In recruitment and promotion contexts, managerialism encircles the peer evaluation process. On the one side, this may strengthen peer review evaluation by reducing biases and securing fairness, but on the other side, it restricts peer discretion and may be experienced by peers as not legitimate managerial intrusion. Managerialism also embraces peer review when peer review is used to evaluate the quality of research at organizational levels such as research groups, departments and universities. This type of peer review was termed modified peer review.

But managerialism not only, to an increasing extent, encircles peer review, but has also been brought into focus for peer review. This is seen in what here has been termed extended peer review, where peer panels are asked to scrutiny the organization, management and strategy in research groups, departments, faculties and universities. Further, it is seen in quality assurance practices related to the educational side of institutions. In some contexts, it is the institutional top management which uses peer review to scrutiny lower-level management. In other contexts, it is external authorities, which, as a result of political agendas, have been given the job to have a keen eye on institutional management.

While it is meaningful conceptually to distinguish between modified and extended peer review, the examples looked into show that these types may be mixed in practice. The examples of summative modified peer review from the University of Copenhagen and Uppsala University (KoF07 and KoF11) included formative advice on how to organize and thus included an element of extended peer review. And in the example of formative extended peer review from Uppsala University (KoF17), some peers reported that they found it hard to evaluate organization and management without assessing the quality of research. Peers thus seems to be more comfortable in the summative approach, with a focus on research quality, and less comfortable in the formative, with a focus on whether organizational and management practices support the development of research quality.

Peer review obviously plays different roles in different contexts, and the different types of peer review are expected to play different roles.

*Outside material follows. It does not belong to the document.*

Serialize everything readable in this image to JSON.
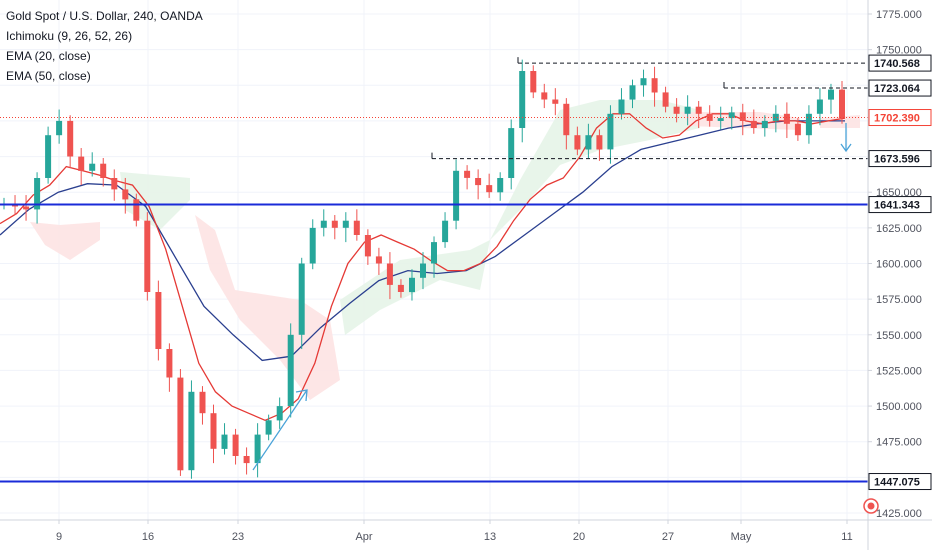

Classical and informed, standards-based peer review play important roles in decision-making. Modified peer review plays a role as a rewarding as well as a naming and shaming technology in some situations, followed by change and improvement initiatives, and extended peer review plays a role as a learning process also in some situations, followed by change and improvement initiatives.

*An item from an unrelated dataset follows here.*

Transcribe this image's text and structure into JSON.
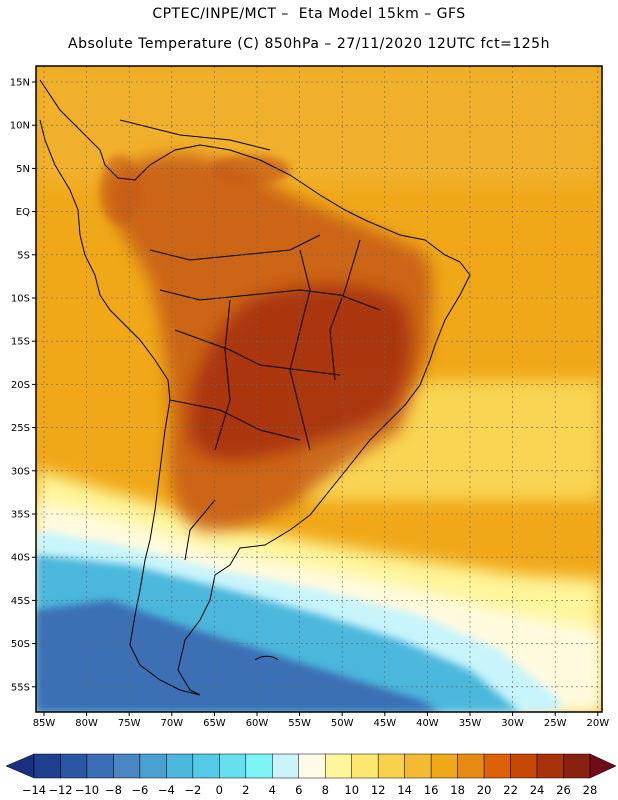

However, there is more to it. Modified and extended peer review processes as well as peer review related to educational evaluation constitute arenas for struggles about autonomy and legitimacy. If universities are able to be accountable and maintain order in their own house, they may keep the authorities at a distance, thereby protecting institutional autonomy. University-initiated modified and extended peer review processes thus aim at securing that the authorities experience the activities as legitimate, and authority-initiated modified and extended peer review processes aim at securing that the political leadership and citizens experience the activities as legitimate. In this way peer review processes link to policy processes and questions about how to distribute resources in university systems.

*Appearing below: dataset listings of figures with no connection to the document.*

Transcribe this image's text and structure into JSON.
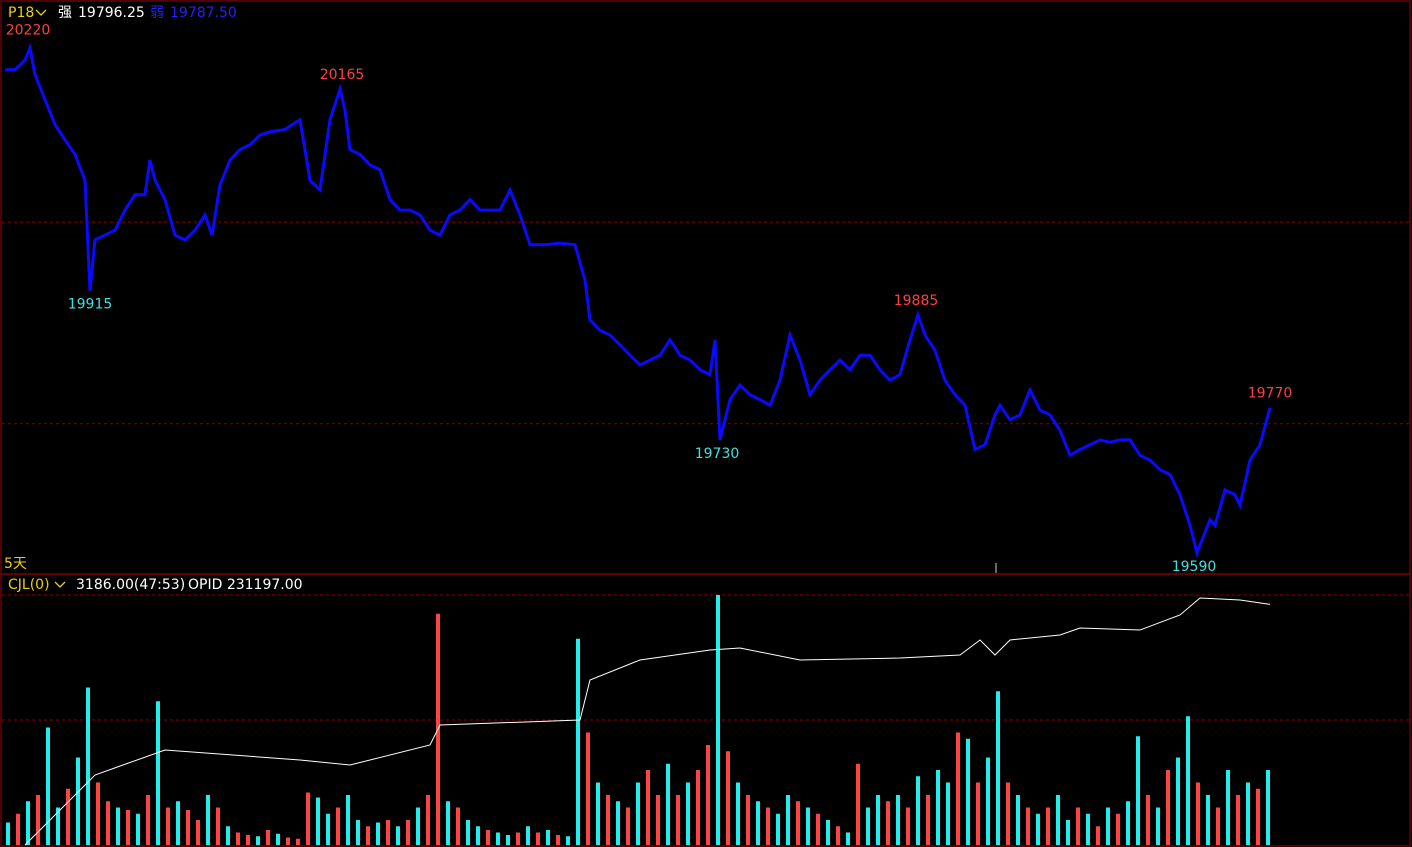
{
  "header": {
    "period": "P18",
    "strong_label": "强",
    "strong_value": "19796.25",
    "weak_label": "弱",
    "weak_value": "19787.50",
    "range": "5天"
  },
  "volume_header": {
    "indicator": "CJL(0)",
    "value": "3186.00(47:53)",
    "opid": "OPID 231197.00"
  },
  "chart_data": [
    {
      "type": "line",
      "color": "#0a0aff",
      "grid": true,
      "xlim": [
        0,
        1412
      ],
      "ylim": [
        19565,
        20273
      ],
      "yticks": [
        19750,
        20000
      ],
      "x": [
        5,
        15,
        25,
        30,
        35,
        45,
        55,
        65,
        75,
        85,
        90,
        95,
        105,
        115,
        125,
        135,
        145,
        150,
        155,
        165,
        175,
        185,
        195,
        205,
        212,
        220,
        230,
        240,
        250,
        260,
        270,
        285,
        300,
        305,
        310,
        320,
        330,
        340,
        345,
        350,
        360,
        370,
        380,
        390,
        400,
        410,
        420,
        430,
        440,
        450,
        460,
        470,
        480,
        490,
        500,
        510,
        520,
        530,
        545,
        560,
        575,
        585,
        590,
        600,
        610,
        620,
        630,
        640,
        650,
        660,
        670,
        680,
        690,
        700,
        710,
        715,
        720,
        730,
        740,
        750,
        760,
        770,
        780,
        790,
        800,
        810,
        820,
        830,
        840,
        850,
        860,
        870,
        880,
        890,
        900,
        910,
        918,
        925,
        935,
        945,
        955,
        965,
        975,
        985,
        995,
        1000,
        1010,
        1020,
        1030,
        1040,
        1050,
        1060,
        1070,
        1080,
        1090,
        1100,
        1110,
        1120,
        1130,
        1140,
        1150,
        1160,
        1170,
        1180,
        1190,
        1197,
        1210,
        1215,
        1225,
        1235,
        1240,
        1250,
        1260,
        1270
      ],
      "values": [
        20189,
        20189,
        20201,
        20216,
        20183,
        20152,
        20121,
        20102,
        20084,
        20052,
        19915,
        19978,
        19984,
        19990,
        20015,
        20034,
        20034,
        20077,
        20052,
        20028,
        19984,
        19978,
        19990,
        20009,
        19984,
        20046,
        20077,
        20090,
        20096,
        20108,
        20112,
        20115,
        20127,
        20090,
        20052,
        20040,
        20127,
        20165,
        20139,
        20090,
        20084,
        20071,
        20065,
        20028,
        20015,
        20015,
        20009,
        19990,
        19984,
        20009,
        20015,
        20028,
        20015,
        20015,
        20015,
        20040,
        20009,
        19972,
        19972,
        19974,
        19972,
        19928,
        19879,
        19866,
        19860,
        19848,
        19835,
        19823,
        19829,
        19835,
        19854,
        19835,
        19829,
        19817,
        19811,
        19854,
        19730,
        19780,
        19798,
        19786,
        19780,
        19773,
        19804,
        19860,
        19829,
        19786,
        19804,
        19817,
        19829,
        19817,
        19835,
        19835,
        19817,
        19804,
        19811,
        19854,
        19885,
        19860,
        19841,
        19804,
        19786,
        19773,
        19718,
        19724,
        19761,
        19773,
        19755,
        19761,
        19792,
        19767,
        19761,
        19742,
        19711,
        19718,
        19724,
        19730,
        19727,
        19730,
        19730,
        19711,
        19705,
        19693,
        19687,
        19662,
        19624,
        19590,
        19631,
        19624,
        19668,
        19662,
        19649,
        19705,
        19724,
        19770
      ],
      "annotations": [
        {
          "value": 20220,
          "x": 28,
          "color": "#ff4040"
        },
        {
          "value": 20165,
          "x": 342,
          "color": "#ff4040"
        },
        {
          "value": 19915,
          "x": 90,
          "color": "#40e0e0"
        },
        {
          "value": 19730,
          "x": 717,
          "color": "#40e0e0"
        },
        {
          "value": 19885,
          "x": 916,
          "color": "#ff4040"
        },
        {
          "value": 19770,
          "x": 1270,
          "color": "#ff4040"
        },
        {
          "value": 19590,
          "x": 1194,
          "color": "#40e0e0"
        }
      ]
    },
    {
      "type": "bar",
      "grid": true,
      "ylim": [
        0,
        2160
      ],
      "yticks": [
        1000,
        2000
      ],
      "values": [
        180,
        250,
        350,
        400,
        940,
        300,
        450,
        700,
        1260,
        500,
        350,
        300,
        280,
        250,
        400,
        1150,
        300,
        350,
        280,
        200,
        400,
        300,
        150,
        100,
        80,
        70,
        120,
        90,
        60,
        50,
        420,
        380,
        250,
        300,
        400,
        200,
        150,
        180,
        200,
        150,
        200,
        300,
        400,
        1850,
        350,
        300,
        200,
        150,
        120,
        100,
        80,
        100,
        150,
        100,
        120,
        80,
        70,
        1650,
        900,
        500,
        400,
        350,
        300,
        500,
        600,
        400,
        650,
        400,
        500,
        600,
        800,
        2000,
        750,
        500,
        400,
        350,
        300,
        250,
        400,
        350,
        300,
        250,
        200,
        150,
        100,
        650,
        300,
        400,
        350,
        400,
        300,
        550,
        400,
        600,
        500,
        900,
        850,
        500,
        700,
        1230,
        500,
        400,
        300,
        250,
        300,
        400,
        200,
        300,
        250,
        150,
        300,
        250,
        350,
        870,
        400,
        300,
        600,
        700,
        1030,
        500,
        400,
        300,
        600,
        400,
        500,
        450,
        600
      ],
      "colors": [
        "#2ee",
        "#f44",
        "#2ee",
        "#f44",
        "#2ee",
        "#2ee",
        "#f44",
        "#2ee",
        "#2ee",
        "#f44",
        "#f44",
        "#2ee",
        "#f44",
        "#2ee",
        "#f44",
        "#2ee",
        "#f44",
        "#2ee",
        "#f44",
        "#f44",
        "#2ee",
        "#f44",
        "#2ee",
        "#f44",
        "#f44",
        "#2ee",
        "#f44",
        "#2ee",
        "#f44",
        "#f44",
        "#f44",
        "#2ee",
        "#2ee",
        "#f44",
        "#2ee",
        "#2ee",
        "#f44",
        "#2ee",
        "#f44",
        "#2ee",
        "#f44",
        "#2ee",
        "#f44",
        "#f44",
        "#2ee",
        "#f44",
        "#2ee",
        "#2ee",
        "#f44",
        "#2ee",
        "#2ee",
        "#f44",
        "#2ee",
        "#f44",
        "#2ee",
        "#f44",
        "#2ee",
        "#2ee",
        "#f44",
        "#2ee",
        "#f44",
        "#2ee",
        "#f44",
        "#2ee",
        "#f44",
        "#f44",
        "#2ee",
        "#f44",
        "#2ee",
        "#f44",
        "#f44",
        "#2ee",
        "#f44",
        "#2ee",
        "#f44",
        "#2ee",
        "#f44",
        "#2ee",
        "#2ee",
        "#f44",
        "#2ee",
        "#f44",
        "#2ee",
        "#f44",
        "#2ee",
        "#f44",
        "#2ee",
        "#2ee",
        "#f44",
        "#2ee",
        "#f44",
        "#2ee",
        "#f44",
        "#2ee",
        "#2ee",
        "#f44",
        "#2ee",
        "#f44",
        "#2ee",
        "#2ee",
        "#f44",
        "#2ee",
        "#f44",
        "#2ee",
        "#f44",
        "#2ee",
        "#2ee",
        "#f44",
        "#2ee",
        "#f44",
        "#2ee",
        "#f44",
        "#2ee",
        "#2ee",
        "#f44",
        "#2ee",
        "#f44",
        "#2ee",
        "#2ee",
        "#f44",
        "#2ee",
        "#f44",
        "#2ee",
        "#f44",
        "#2ee",
        "#f44",
        "#2ee"
      ],
      "y2lim": [
        200000,
        235000
      ],
      "line": {
        "color": "#ffffff",
        "axis": "y2",
        "x": [
          25,
          95,
          165,
          300,
          350,
          430,
          440,
          580,
          590,
          640,
          710,
          740,
          800,
          900,
          960,
          980,
          995,
          1010,
          1060,
          1080,
          1140,
          1180,
          1200,
          1240,
          1270
        ],
        "values": [
          200000,
          209074,
          212315,
          211019,
          210370,
          212963,
          215556,
          216204,
          221389,
          223982,
          225278,
          225537,
          223982,
          224241,
          224630,
          226574,
          224630,
          226574,
          227222,
          228130,
          227870,
          229815,
          232019,
          231759,
          231197
        ]
      }
    }
  ]
}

Still, one can wonder what the balance is between costs and values both in modified and in extended peer review. As the examples have shown, these processes often involve many peers as well as a considerable amount of university staff, and thus occupy many working hours, which could have been used for doing research. Likewise, quality assurance in education often demands considerable paperwork, occupying considerable administrative resources and probably building up a new administrative layer specialized in evaluation. Future studies should look into this. Further, future studies should pay attention to the linkages between managerialism and peer review practices, and put focus on the consequences of managerialism encircling peer review practices.